Boschi e Salvini a cena? Bufera nel Pd. Ma anche nella Lega

Metti una sera a cena Matteo Salvini, tre esponenti del Giglio Magico come Maria Elena Boschi, Marco Carrai, Francesco Bonifazi, e tanti altri. Al Ristorante La Lanterna a Roma, invitati da Annalisa Chirico, presidente dell'associazione "Fino a prova contraria", scrive oggi La Repubblica, ci saranno anche magistrati di tutte le aree, ministri leghisti come Giulia Bongiorno e Lorenzo Fontana, ex ministri come Paola Severino, imprenditori e politici di diverso orientamento politico, a eccezione dei 5 Stelle.
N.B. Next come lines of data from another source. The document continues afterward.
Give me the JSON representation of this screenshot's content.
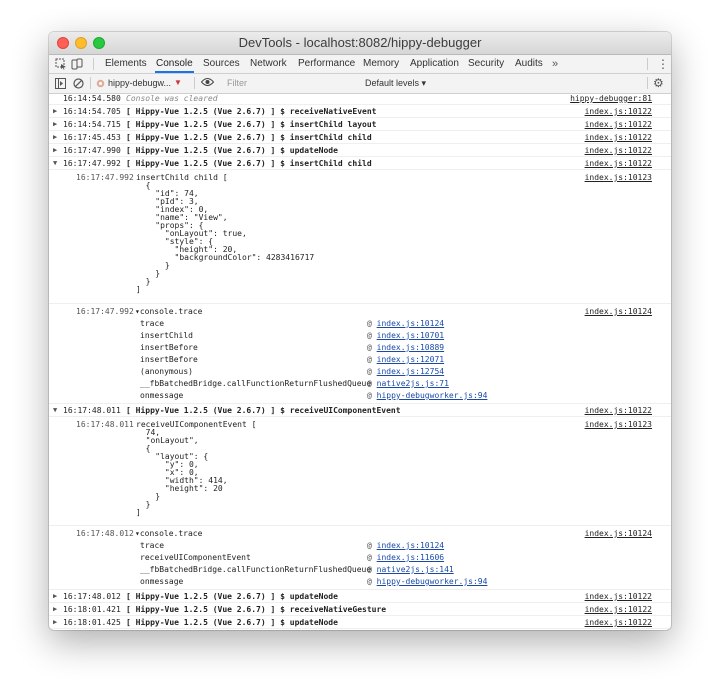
{
  "window": {
    "title": "DevTools - localhost:8082/hippy-debugger"
  },
  "tabs": [
    "Elements",
    "Console",
    "Sources",
    "Network",
    "Performance",
    "Memory",
    "Application",
    "Security",
    "Audits"
  ],
  "tabs_more": "»",
  "toolbar": {
    "context": "hippy-debugw...",
    "filter_placeholder": "Filter",
    "levels": "Default levels ▾"
  },
  "console": {
    "cleared": {
      "ts": "16:14:54.580",
      "text": "Console was cleared",
      "src": "hippy-debugger:81"
    },
    "msg1": {
      "ts": "16:14:54.705",
      "text": "[ Hippy-Vue 1.2.5 (Vue 2.6.7) ] $ receiveNativeEvent",
      "src": "index.js:10122"
    },
    "msg2": {
      "ts": "16:14:54.715",
      "text": "[ Hippy-Vue 1.2.5 (Vue 2.6.7) ] $ insertChild layout",
      "src": "index.js:10122"
    },
    "msg3": {
      "ts": "16:17:45.453",
      "text": "[ Hippy-Vue 1.2.5 (Vue 2.6.7) ] $ insertChild child",
      "src": "index.js:10122"
    },
    "msg4": {
      "ts": "16:17:47.990",
      "text": "[ Hippy-Vue 1.2.5 (Vue 2.6.7) ] $ updateNode",
      "src": "index.js:10122"
    },
    "msg5": {
      "ts": "16:17:47.992",
      "text": "[ Hippy-Vue 1.2.5 (Vue 2.6.7) ] $ insertChild child",
      "src": "index.js:10122"
    },
    "sub1": {
      "ts": "16:17:47.992",
      "src": "index.js:10123",
      "lines": [
        "insertChild child [",
        "  {",
        "    \"id\": 74,",
        "    \"pId\": 3,",
        "    \"index\": 0,",
        "    \"name\": \"View\",",
        "    \"props\": {",
        "      \"onLayout\": true,",
        "      \"style\": {",
        "        \"height\": 20,",
        "        \"backgroundColor\": 4283416717",
        "      }",
        "    }",
        "  }",
        "]"
      ]
    },
    "trace1": {
      "ts": "16:17:47.992",
      "label": "console.trace",
      "src": "index.js:10124",
      "frames": [
        {
          "fn": "trace",
          "loc": "index.js:10124"
        },
        {
          "fn": "insertChild",
          "loc": "index.js:10701"
        },
        {
          "fn": "insertBefore",
          "loc": "index.js:10889"
        },
        {
          "fn": "insertBefore",
          "loc": "index.js:12071"
        },
        {
          "fn": "(anonymous)",
          "loc": "index.js:12754"
        },
        {
          "fn": "__fbBatchedBridge.callFunctionReturnFlushedQueue",
          "loc": "native2js.js:71"
        },
        {
          "fn": "onmessage",
          "loc": "hippy-debugworker.js:94"
        }
      ]
    },
    "msg6": {
      "ts": "16:17:48.011",
      "text": "[ Hippy-Vue 1.2.5 (Vue 2.6.7) ] $ receiveUIComponentEvent",
      "src": "index.js:10122"
    },
    "sub2": {
      "ts": "16:17:48.011",
      "src": "index.js:10123",
      "lines": [
        "receiveUIComponentEvent [",
        "  74,",
        "  \"onLayout\",",
        "  {",
        "    \"layout\": {",
        "      \"y\": 0,",
        "      \"x\": 0,",
        "      \"width\": 414,",
        "      \"height\": 20",
        "    }",
        "  }",
        "]"
      ]
    },
    "trace2": {
      "ts": "16:17:48.012",
      "label": "console.trace",
      "src": "index.js:10124",
      "frames": [
        {
          "fn": "trace",
          "loc": "index.js:10124"
        },
        {
          "fn": "receiveUIComponentEvent",
          "loc": "index.js:11606"
        },
        {
          "fn": "__fbBatchedBridge.callFunctionReturnFlushedQueue",
          "loc": "native2js.js:141"
        },
        {
          "fn": "onmessage",
          "loc": "hippy-debugworker.js:94"
        }
      ]
    },
    "msg7": {
      "ts": "16:17:48.012",
      "text": "[ Hippy-Vue 1.2.5 (Vue 2.6.7) ] $ updateNode",
      "src": "index.js:10122"
    },
    "msg8": {
      "ts": "16:18:01.421",
      "text": "[ Hippy-Vue 1.2.5 (Vue 2.6.7) ] $ receiveNativeGesture",
      "src": "index.js:10122"
    },
    "msg9": {
      "ts": "16:18:01.425",
      "text": "[ Hippy-Vue 1.2.5 (Vue 2.6.7) ] $ updateNode",
      "src": "index.js:10122"
    }
  }
}
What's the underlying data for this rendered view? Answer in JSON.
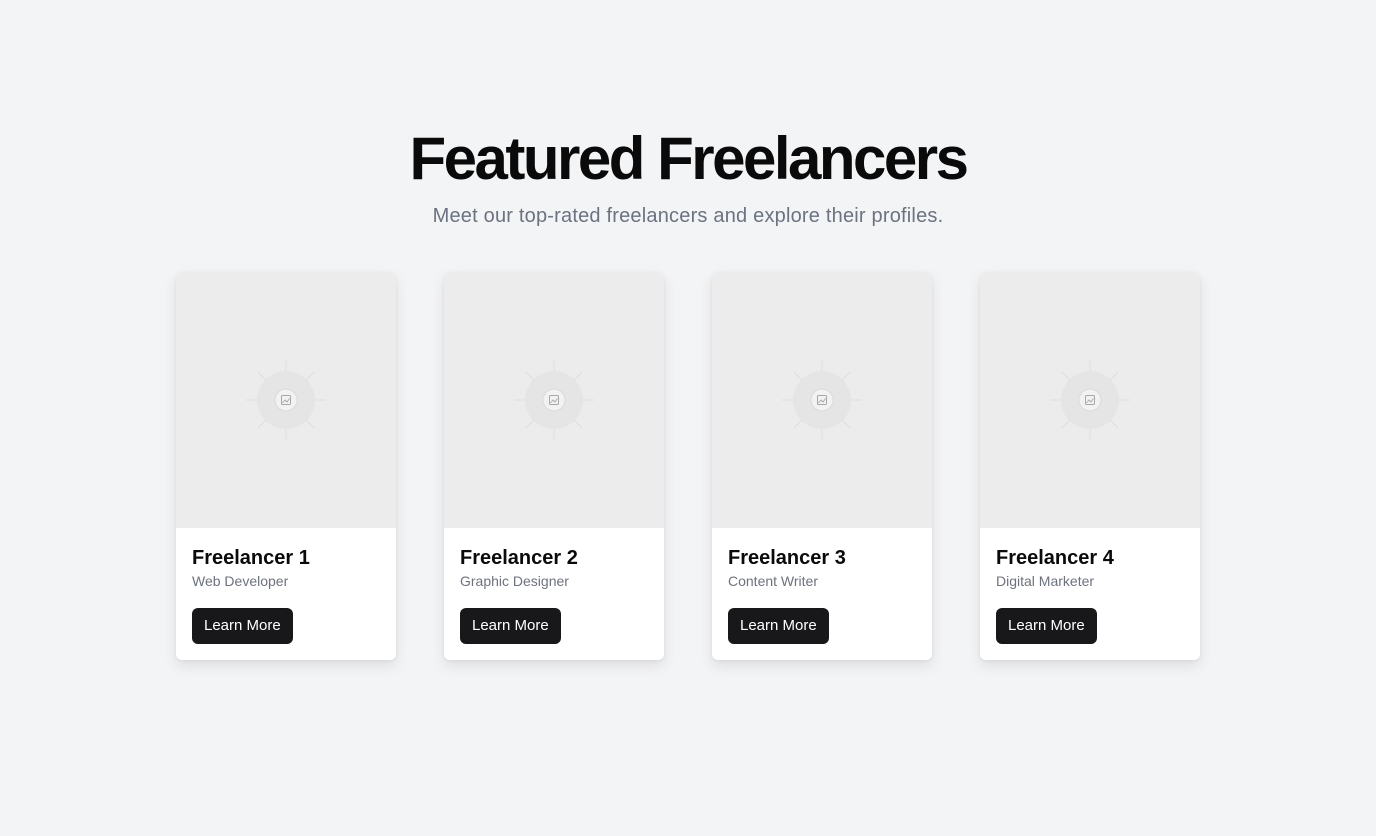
{
  "header": {
    "title": "Featured Freelancers",
    "subtitle": "Meet our top-rated freelancers and explore their profiles."
  },
  "freelancers": [
    {
      "name": "Freelancer 1",
      "role": "Web Developer",
      "button_label": "Learn More"
    },
    {
      "name": "Freelancer 2",
      "role": "Graphic Designer",
      "button_label": "Learn More"
    },
    {
      "name": "Freelancer 3",
      "role": "Content Writer",
      "button_label": "Learn More"
    },
    {
      "name": "Freelancer 4",
      "role": "Digital Marketer",
      "button_label": "Learn More"
    }
  ],
  "icons": {
    "card_image": "image-placeholder-icon"
  },
  "colors": {
    "background": "#f3f4f6",
    "button": "#18181b",
    "subtitle": "#6b7280"
  }
}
Anche solo trovarsi nello stesso ambiente manda in frantumi la fragilissima armonia dentro il Partito Democratico. Perché Maurizio Martina, pur sottolineando di non voler caricare l'evento di un significato particolare sul piano politico, critica la presenza dei renziani dicendo che "noi siamo seccamente alternativi" a Salvini, "fosse per me gli presenterei una mozione di sfiducia al giorno. Voglio batterlo perché non credo si governi così" dice l'ex segretario dem ai microfoni di 'Circo Massimo' su Radio Capital.
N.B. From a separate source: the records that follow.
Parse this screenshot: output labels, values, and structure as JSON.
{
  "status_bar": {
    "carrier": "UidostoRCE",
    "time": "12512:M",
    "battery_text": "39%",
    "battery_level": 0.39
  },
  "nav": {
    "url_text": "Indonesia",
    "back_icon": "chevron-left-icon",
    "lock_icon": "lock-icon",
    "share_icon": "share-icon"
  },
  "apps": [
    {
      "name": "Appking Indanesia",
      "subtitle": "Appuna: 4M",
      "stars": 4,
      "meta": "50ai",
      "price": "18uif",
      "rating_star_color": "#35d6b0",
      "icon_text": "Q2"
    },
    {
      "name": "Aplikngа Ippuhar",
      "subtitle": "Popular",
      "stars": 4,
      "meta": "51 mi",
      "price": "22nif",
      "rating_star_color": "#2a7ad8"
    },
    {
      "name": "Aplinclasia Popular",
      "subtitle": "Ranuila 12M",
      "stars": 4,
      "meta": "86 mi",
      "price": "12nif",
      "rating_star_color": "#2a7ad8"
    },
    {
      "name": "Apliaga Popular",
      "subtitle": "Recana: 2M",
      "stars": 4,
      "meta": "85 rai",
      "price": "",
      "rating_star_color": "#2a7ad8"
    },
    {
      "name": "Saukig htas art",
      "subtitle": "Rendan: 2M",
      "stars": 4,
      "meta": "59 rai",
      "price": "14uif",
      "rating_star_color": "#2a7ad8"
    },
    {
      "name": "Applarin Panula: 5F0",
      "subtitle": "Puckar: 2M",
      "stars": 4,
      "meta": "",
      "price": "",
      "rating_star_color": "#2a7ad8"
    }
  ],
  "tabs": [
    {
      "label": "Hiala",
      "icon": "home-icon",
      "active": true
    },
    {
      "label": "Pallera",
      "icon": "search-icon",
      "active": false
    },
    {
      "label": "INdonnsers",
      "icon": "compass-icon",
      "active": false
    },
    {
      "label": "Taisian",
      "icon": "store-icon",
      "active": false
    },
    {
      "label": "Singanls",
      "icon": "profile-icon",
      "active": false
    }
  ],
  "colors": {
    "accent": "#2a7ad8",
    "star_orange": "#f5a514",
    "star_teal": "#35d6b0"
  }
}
Boschi e Bonifazi si affrettano a precisare che ""non è previsto nessun confronto con il vicepremier Salvini, tantomeno per parlare di possibili alleanze. Anche solo pensarlo è semplicemente ridicolo" dicono i deputati del Pd. "Come è noto - si legge in una nota congiunta - si tratta di una cena organizzata da una Associazione che si occupa di giustizia e garantismo. E soprattutto non c'è nulla di segreto. La lista dei presenti è pubblicata online da tempo ed è molto ampia: numerosi personalità del mondo della politica - in modo trasversale -, accademici, imprenditori, giornalisti e soprattutto molti magistrati".
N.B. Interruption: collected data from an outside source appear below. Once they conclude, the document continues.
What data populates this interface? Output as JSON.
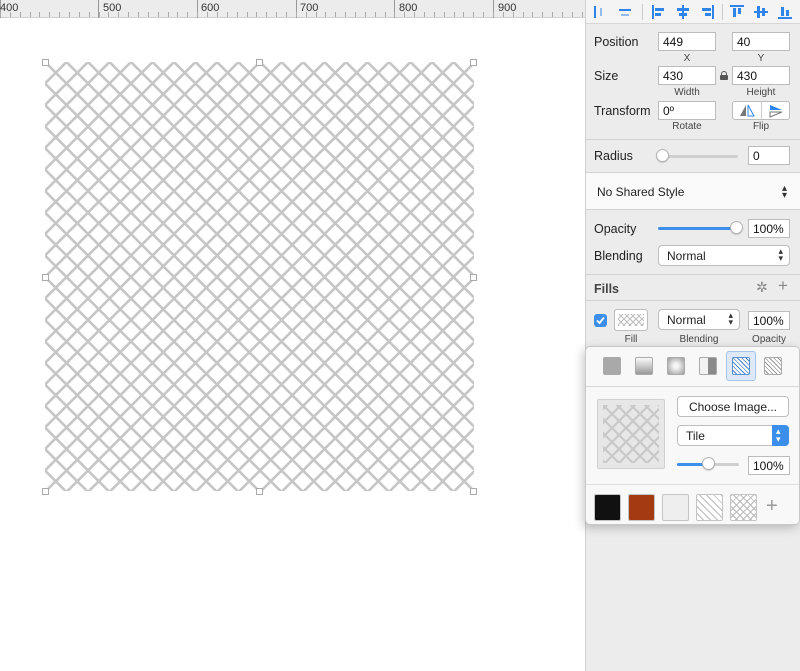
{
  "ruler": {
    "labels": [
      "400",
      "500",
      "600",
      "700",
      "800",
      "900"
    ]
  },
  "canvas": {
    "shape": {
      "pattern": "diagonal-crosshatch-tile",
      "line_color": "#c6c6c6"
    }
  },
  "alignment_toolbar": {
    "buttons": [
      "distribute-horizontally-icon",
      "distribute-vertically-icon",
      "align-left-icon",
      "align-center-horizontal-icon",
      "align-right-icon",
      "align-top-icon",
      "align-middle-vertical-icon",
      "align-bottom-icon"
    ]
  },
  "position": {
    "label": "Position",
    "x": "449",
    "y": "40",
    "x_label": "X",
    "y_label": "Y"
  },
  "size": {
    "label": "Size",
    "width": "430",
    "height": "430",
    "width_label": "Width",
    "height_label": "Height",
    "lock_icon": "lock-icon"
  },
  "transform": {
    "label": "Transform",
    "rotate": "0º",
    "rotate_label": "Rotate",
    "flip_label": "Flip"
  },
  "radius": {
    "label": "Radius",
    "value": "0",
    "slider_level": 0
  },
  "shared_style": {
    "value": "No Shared Style"
  },
  "opacity": {
    "label": "Opacity",
    "value": "100%",
    "slider_level": 1.0
  },
  "blending": {
    "label": "Blending",
    "value": "Normal"
  },
  "fills": {
    "label": "Fills",
    "enabled": true,
    "blend_value": "Normal",
    "opacity_value": "100%",
    "fill_label": "Fill",
    "blending_label": "Blending",
    "opacity_label": "Opacity"
  },
  "fill_popover": {
    "tabs": [
      "solid-fill-icon",
      "linear-gradient-icon",
      "radial-gradient-icon",
      "angular-gradient-icon",
      "pattern-fill-icon",
      "noise-fill-icon"
    ],
    "selected_tab": "pattern-fill-icon",
    "choose_image": "Choose Image...",
    "mode": "Tile",
    "scale": "100%",
    "scale_level": 0.5,
    "swatch_colors": [
      "#111111",
      "#a33a12",
      "#eeeeee"
    ],
    "add_icon": "+"
  },
  "colors": {
    "accent": "#3b8eea",
    "pattern_lines": "#c6c6c6"
  }
}
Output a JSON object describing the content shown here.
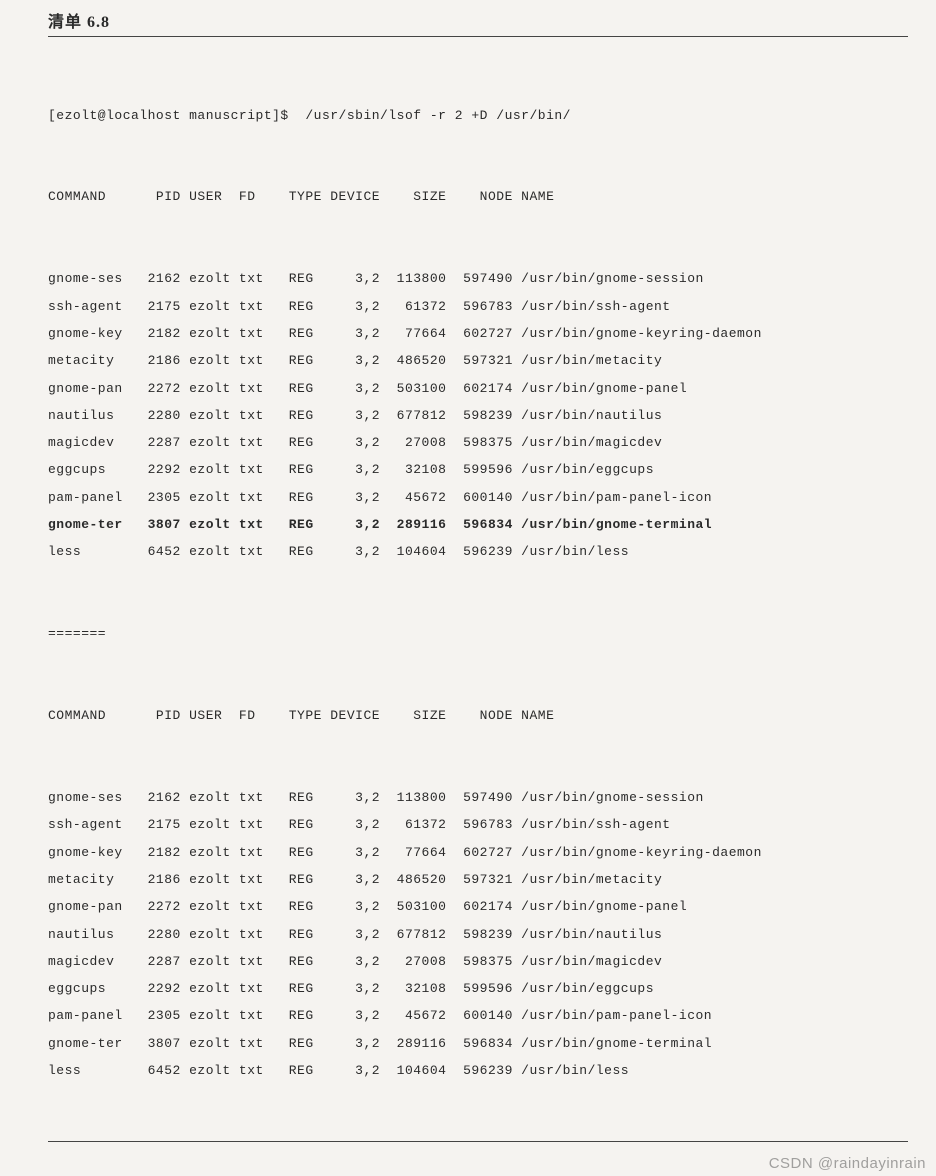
{
  "title": "清单 6.8",
  "prompt": "[ezolt@localhost manuscript]$  /usr/sbin/lsof -r 2 +D /usr/bin/",
  "header": {
    "command": "COMMAND",
    "pid": "PID",
    "user": "USER",
    "fd": "FD",
    "type": "TYPE",
    "device": "DEVICE",
    "size": "SIZE",
    "node": "NODE",
    "name": "NAME"
  },
  "block1": [
    {
      "command": "gnome-ses",
      "pid": "2162",
      "user": "ezolt",
      "fd": "txt",
      "type": "REG",
      "device": "3,2",
      "size": "113800",
      "node": "597490",
      "name": "/usr/bin/gnome-session",
      "bold": false
    },
    {
      "command": "ssh-agent",
      "pid": "2175",
      "user": "ezolt",
      "fd": "txt",
      "type": "REG",
      "device": "3,2",
      "size": "61372",
      "node": "596783",
      "name": "/usr/bin/ssh-agent",
      "bold": false
    },
    {
      "command": "gnome-key",
      "pid": "2182",
      "user": "ezolt",
      "fd": "txt",
      "type": "REG",
      "device": "3,2",
      "size": "77664",
      "node": "602727",
      "name": "/usr/bin/gnome-keyring-daemon",
      "bold": false
    },
    {
      "command": "metacity",
      "pid": "2186",
      "user": "ezolt",
      "fd": "txt",
      "type": "REG",
      "device": "3,2",
      "size": "486520",
      "node": "597321",
      "name": "/usr/bin/metacity",
      "bold": false
    },
    {
      "command": "gnome-pan",
      "pid": "2272",
      "user": "ezolt",
      "fd": "txt",
      "type": "REG",
      "device": "3,2",
      "size": "503100",
      "node": "602174",
      "name": "/usr/bin/gnome-panel",
      "bold": false
    },
    {
      "command": "nautilus",
      "pid": "2280",
      "user": "ezolt",
      "fd": "txt",
      "type": "REG",
      "device": "3,2",
      "size": "677812",
      "node": "598239",
      "name": "/usr/bin/nautilus",
      "bold": false
    },
    {
      "command": "magicdev",
      "pid": "2287",
      "user": "ezolt",
      "fd": "txt",
      "type": "REG",
      "device": "3,2",
      "size": "27008",
      "node": "598375",
      "name": "/usr/bin/magicdev",
      "bold": false
    },
    {
      "command": "eggcups",
      "pid": "2292",
      "user": "ezolt",
      "fd": "txt",
      "type": "REG",
      "device": "3,2",
      "size": "32108",
      "node": "599596",
      "name": "/usr/bin/eggcups",
      "bold": false
    },
    {
      "command": "pam-panel",
      "pid": "2305",
      "user": "ezolt",
      "fd": "txt",
      "type": "REG",
      "device": "3,2",
      "size": "45672",
      "node": "600140",
      "name": "/usr/bin/pam-panel-icon",
      "bold": false
    },
    {
      "command": "gnome-ter",
      "pid": "3807",
      "user": "ezolt",
      "fd": "txt",
      "type": "REG",
      "device": "3,2",
      "size": "289116",
      "node": "596834",
      "name": "/usr/bin/gnome-terminal",
      "bold": true
    },
    {
      "command": "less",
      "pid": "6452",
      "user": "ezolt",
      "fd": "txt",
      "type": "REG",
      "device": "3,2",
      "size": "104604",
      "node": "596239",
      "name": "/usr/bin/less",
      "bold": false
    }
  ],
  "separator": "=======",
  "block2": [
    {
      "command": "gnome-ses",
      "pid": "2162",
      "user": "ezolt",
      "fd": "txt",
      "type": "REG",
      "device": "3,2",
      "size": "113800",
      "node": "597490",
      "name": "/usr/bin/gnome-session"
    },
    {
      "command": "ssh-agent",
      "pid": "2175",
      "user": "ezolt",
      "fd": "txt",
      "type": "REG",
      "device": "3,2",
      "size": "61372",
      "node": "596783",
      "name": "/usr/bin/ssh-agent"
    },
    {
      "command": "gnome-key",
      "pid": "2182",
      "user": "ezolt",
      "fd": "txt",
      "type": "REG",
      "device": "3,2",
      "size": "77664",
      "node": "602727",
      "name": "/usr/bin/gnome-keyring-daemon"
    },
    {
      "command": "metacity",
      "pid": "2186",
      "user": "ezolt",
      "fd": "txt",
      "type": "REG",
      "device": "3,2",
      "size": "486520",
      "node": "597321",
      "name": "/usr/bin/metacity"
    },
    {
      "command": "gnome-pan",
      "pid": "2272",
      "user": "ezolt",
      "fd": "txt",
      "type": "REG",
      "device": "3,2",
      "size": "503100",
      "node": "602174",
      "name": "/usr/bin/gnome-panel"
    },
    {
      "command": "nautilus",
      "pid": "2280",
      "user": "ezolt",
      "fd": "txt",
      "type": "REG",
      "device": "3,2",
      "size": "677812",
      "node": "598239",
      "name": "/usr/bin/nautilus"
    },
    {
      "command": "magicdev",
      "pid": "2287",
      "user": "ezolt",
      "fd": "txt",
      "type": "REG",
      "device": "3,2",
      "size": "27008",
      "node": "598375",
      "name": "/usr/bin/magicdev"
    },
    {
      "command": "eggcups",
      "pid": "2292",
      "user": "ezolt",
      "fd": "txt",
      "type": "REG",
      "device": "3,2",
      "size": "32108",
      "node": "599596",
      "name": "/usr/bin/eggcups"
    },
    {
      "command": "pam-panel",
      "pid": "2305",
      "user": "ezolt",
      "fd": "txt",
      "type": "REG",
      "device": "3,2",
      "size": "45672",
      "node": "600140",
      "name": "/usr/bin/pam-panel-icon"
    },
    {
      "command": "gnome-ter",
      "pid": "3807",
      "user": "ezolt",
      "fd": "txt",
      "type": "REG",
      "device": "3,2",
      "size": "289116",
      "node": "596834",
      "name": "/usr/bin/gnome-terminal"
    },
    {
      "command": "less",
      "pid": "6452",
      "user": "ezolt",
      "fd": "txt",
      "type": "REG",
      "device": "3,2",
      "size": "104604",
      "node": "596239",
      "name": "/usr/bin/less"
    }
  ],
  "watermark": "CSDN @raindayinrain"
}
Anche Emanuele Fiano commenta l'evento e ribadisce che come Pd "siamo totalmente alternativi alla Lega. Annalisa Chirico ha una fondazione che organizza cene da tempo, fa bene a organizzare dibattiti, non c' è nulla di politico. Noi abbiamo una visione della società italiana, dello sviluppo del progresso, della sicurezza, dell'immigrazione alternativa alla Lega che non si capisce bene che visione abbia". Secondo Fiano "non c'è nessun progetto politico sotto per quello mi riguarda e non mi riguarderebbe se per caso significasse un avvicinamento alla Lega".

Arriva anche il commento di Matteo Salvini, che conferma la sua presenza all'evento precisando che "non mi interessano retroscena inesistenti e le inutili chiacchiere del Pd, ma lavoro, insieme al governo, a una riforma seria della giustizia, civile e penale, che a questo paese manca e che nessun governo prima di questo è mai riuscito a realizzare".